The Value of any option is based on three main variables
1) INTRINSIC....The REAL value of the option based
on the relationship between the stock price and the strike price. Eg if the stock is at 25c and the option is at 20c strike
there is a REAL or intrinsic value of 5c because we can exercise the option, buy shares at 20c, then sell them in the market
at 25c. If the stock is at 10c the option has no REAL or intrinsic value it only has some value based on HOPE.
2) TIME....The longer the option has to run the more
HOPE you have so the hope value of an option is higher for an option with a longer time to expiry.
3) VOLATILITY.....There is a higher probability that
stock that has big swings will move up and trade at a given target than a stock that is very quiet and does nothing. So the
HOPE value of an option is higher for volatile stocks.

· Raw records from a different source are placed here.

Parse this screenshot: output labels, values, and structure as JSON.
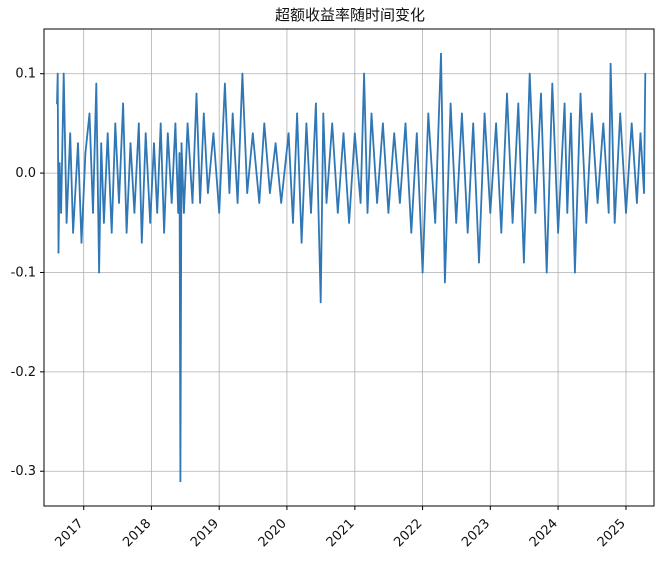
{
  "chart_data": {
    "type": "line",
    "title": "超额收益率随时间变化",
    "xlabel": "",
    "ylabel": "",
    "x_range": [
      "2016-06-01",
      "2025-06-01"
    ],
    "ylim": [
      -0.335,
      0.145
    ],
    "x_ticks": [
      "2017",
      "2018",
      "2019",
      "2020",
      "2021",
      "2022",
      "2023",
      "2024",
      "2025"
    ],
    "y_ticks": [
      {
        "value": 0.1,
        "label": "0.1"
      },
      {
        "value": 0.0,
        "label": "0.0"
      },
      {
        "value": -0.1,
        "label": "-0.1"
      },
      {
        "value": -0.2,
        "label": "-0.2"
      },
      {
        "value": -0.3,
        "label": "-0.3"
      }
    ],
    "grid": true,
    "color": "#2f77b5",
    "series": [
      {
        "x": [
          "2016-08-10",
          "2016-08-14",
          "2016-08-18",
          "2016-08-24",
          "2016-09-01",
          "2016-09-15",
          "2016-10-01",
          "2016-10-20",
          "2016-11-05",
          "2016-12-01",
          "2016-12-20",
          "2017-01-10",
          "2017-02-01",
          "2017-02-20",
          "2017-03-10",
          "2017-03-25",
          "2017-04-05",
          "2017-04-20",
          "2017-05-10",
          "2017-06-01",
          "2017-06-20",
          "2017-07-10",
          "2017-08-01",
          "2017-08-20",
          "2017-09-10",
          "2017-10-01",
          "2017-10-25",
          "2017-11-10",
          "2017-12-01",
          "2017-12-25",
          "2018-01-15",
          "2018-02-01",
          "2018-02-20",
          "2018-03-10",
          "2018-03-30",
          "2018-04-20",
          "2018-05-10",
          "2018-05-25",
          "2018-06-01",
          "2018-06-06",
          "2018-06-12",
          "2018-06-25",
          "2018-07-15",
          "2018-08-10",
          "2018-09-01",
          "2018-09-20",
          "2018-10-10",
          "2018-11-01",
          "2018-12-01",
          "2019-01-01",
          "2019-02-01",
          "2019-02-25",
          "2019-03-15",
          "2019-04-10",
          "2019-05-06",
          "2019-06-01",
          "2019-07-01",
          "2019-08-05",
          "2019-09-01",
          "2019-10-01",
          "2019-11-01",
          "2019-12-01",
          "2020-01-10",
          "2020-02-03",
          "2020-02-25",
          "2020-03-20",
          "2020-04-15",
          "2020-05-10",
          "2020-06-05",
          "2020-07-01",
          "2020-07-15",
          "2020-08-01",
          "2020-09-01",
          "2020-10-01",
          "2020-11-01",
          "2020-12-01",
          "2021-01-01",
          "2021-02-01",
          "2021-02-20",
          "2021-03-10",
          "2021-04-01",
          "2021-05-01",
          "2021-06-01",
          "2021-07-01",
          "2021-08-01",
          "2021-09-01",
          "2021-10-01",
          "2021-11-01",
          "2021-12-01",
          "2022-01-01",
          "2022-02-01",
          "2022-03-10",
          "2022-04-10",
          "2022-05-01",
          "2022-06-01",
          "2022-07-01",
          "2022-08-01",
          "2022-09-01",
          "2022-10-01",
          "2022-11-01",
          "2022-12-01",
          "2023-01-01",
          "2023-02-01",
          "2023-03-01",
          "2023-04-01",
          "2023-05-01",
          "2023-06-01",
          "2023-07-01",
          "2023-08-01",
          "2023-09-01",
          "2023-10-01",
          "2023-11-01",
          "2023-12-01",
          "2024-01-01",
          "2024-02-05",
          "2024-02-20",
          "2024-03-10",
          "2024-04-01",
          "2024-05-01",
          "2024-06-01",
          "2024-07-01",
          "2024-08-01",
          "2024-09-01",
          "2024-09-30",
          "2024-10-10",
          "2024-11-01",
          "2024-12-01",
          "2025-01-01",
          "2025-02-01",
          "2025-03-01",
          "2025-03-20",
          "2025-04-08",
          "2025-04-15"
        ],
        "y": [
          0.07,
          0.1,
          -0.08,
          0.01,
          -0.04,
          0.1,
          -0.05,
          0.04,
          -0.06,
          0.03,
          -0.07,
          0.02,
          0.06,
          -0.04,
          0.09,
          -0.1,
          0.03,
          -0.05,
          0.04,
          -0.06,
          0.05,
          -0.03,
          0.07,
          -0.06,
          0.03,
          -0.04,
          0.05,
          -0.07,
          0.04,
          -0.05,
          0.03,
          -0.04,
          0.05,
          -0.06,
          0.04,
          -0.03,
          0.05,
          -0.04,
          0.02,
          -0.31,
          0.03,
          -0.04,
          0.05,
          -0.03,
          0.08,
          -0.03,
          0.06,
          -0.02,
          0.04,
          -0.04,
          0.09,
          -0.02,
          0.06,
          -0.03,
          0.1,
          -0.02,
          0.04,
          -0.03,
          0.05,
          -0.02,
          0.03,
          -0.03,
          0.04,
          -0.05,
          0.06,
          -0.07,
          0.05,
          -0.04,
          0.07,
          -0.13,
          0.06,
          -0.03,
          0.05,
          -0.04,
          0.04,
          -0.05,
          0.04,
          -0.03,
          0.1,
          -0.04,
          0.06,
          -0.03,
          0.05,
          -0.04,
          0.04,
          -0.03,
          0.05,
          -0.06,
          0.04,
          -0.1,
          0.06,
          -0.05,
          0.12,
          -0.11,
          0.07,
          -0.05,
          0.06,
          -0.06,
          0.05,
          -0.09,
          0.06,
          -0.04,
          0.05,
          -0.06,
          0.08,
          -0.05,
          0.07,
          -0.09,
          0.1,
          -0.04,
          0.08,
          -0.1,
          0.09,
          -0.06,
          0.07,
          -0.04,
          0.06,
          -0.1,
          0.08,
          -0.05,
          0.06,
          -0.03,
          0.05,
          -0.04,
          0.11,
          -0.05,
          0.06,
          -0.04,
          0.05,
          -0.03,
          0.04,
          -0.02,
          0.1
        ]
      }
    ]
  }
}
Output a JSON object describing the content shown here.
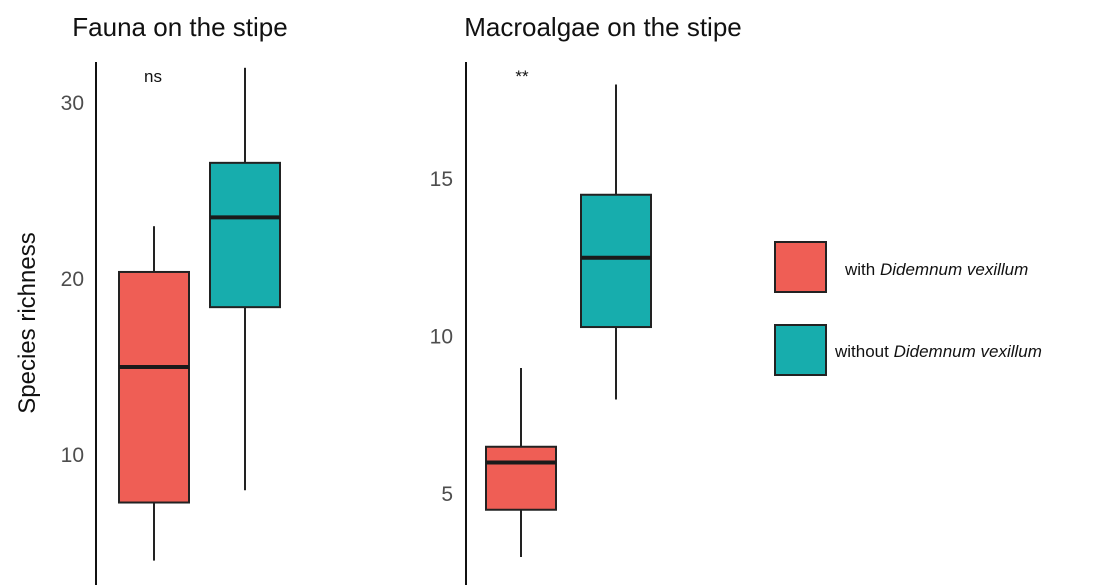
{
  "y_axis_label": "Species richness",
  "legend": {
    "items": [
      {
        "prefix": "with ",
        "italic": "Didemnum vexillum",
        "color": "#ef5e55"
      },
      {
        "prefix": "without ",
        "italic": "Didemnum vexillum",
        "color": "#17adad"
      }
    ]
  },
  "chart_data": [
    {
      "type": "box",
      "title": "Fauna on the stipe",
      "significance": "ns",
      "ylabel": "Species richness",
      "ylim": [
        3,
        32
      ],
      "yticks": [
        10,
        20,
        30
      ],
      "series": [
        {
          "name": "with Didemnum vexillum",
          "color": "#ef5e55",
          "min": 4,
          "q1": 7.3,
          "median": 15,
          "q3": 20.4,
          "max": 23
        },
        {
          "name": "without Didemnum vexillum",
          "color": "#17adad",
          "min": 8,
          "q1": 18.4,
          "median": 23.5,
          "q3": 26.6,
          "max": 32
        }
      ]
    },
    {
      "type": "box",
      "title": "Macroalgae on the stipe",
      "significance": "**",
      "ylim": [
        2,
        19
      ],
      "yticks": [
        5,
        10,
        15
      ],
      "series": [
        {
          "name": "with Didemnum vexillum",
          "color": "#ef5e55",
          "min": 3,
          "q1": 4.5,
          "median": 6,
          "q3": 6.5,
          "max": 9
        },
        {
          "name": "without Didemnum vexillum",
          "color": "#17adad",
          "min": 8,
          "q1": 10.3,
          "median": 12.5,
          "q3": 14.5,
          "max": 18
        }
      ]
    }
  ]
}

Eg NCP which trades all over the place has a volatility of 40% so the
options are much more expensive than TLS whose volatility is around 16%.
The theoretical value of an option is calculated using
quite a complex equation the Black Scholes formula using these 3 main inputs and the interest ratewhich is the fourth variable.Dividends
payable are also included in the clculation.....sorry you can't make a quick buck by buying a put the day before a stock
goes ex dividend.
DO YOU REALLY WANT TO SEE THE FORMULA?
GREEKS...What happens to the option if the variables change
Delta: the degree to which an option price will move given a small change in the
underlying stock price. For example, an option with a delta of 0.5 will move half a cent for every full cent movement in the
underlying stock.
Or..Bang for your bucks...how zippy it is....
Gamma: It measures how fast the delta changes for small changes in the underlying
stock price. ie the delta of the delta.
Vega: The change in option price given a one percentage point change in volatility.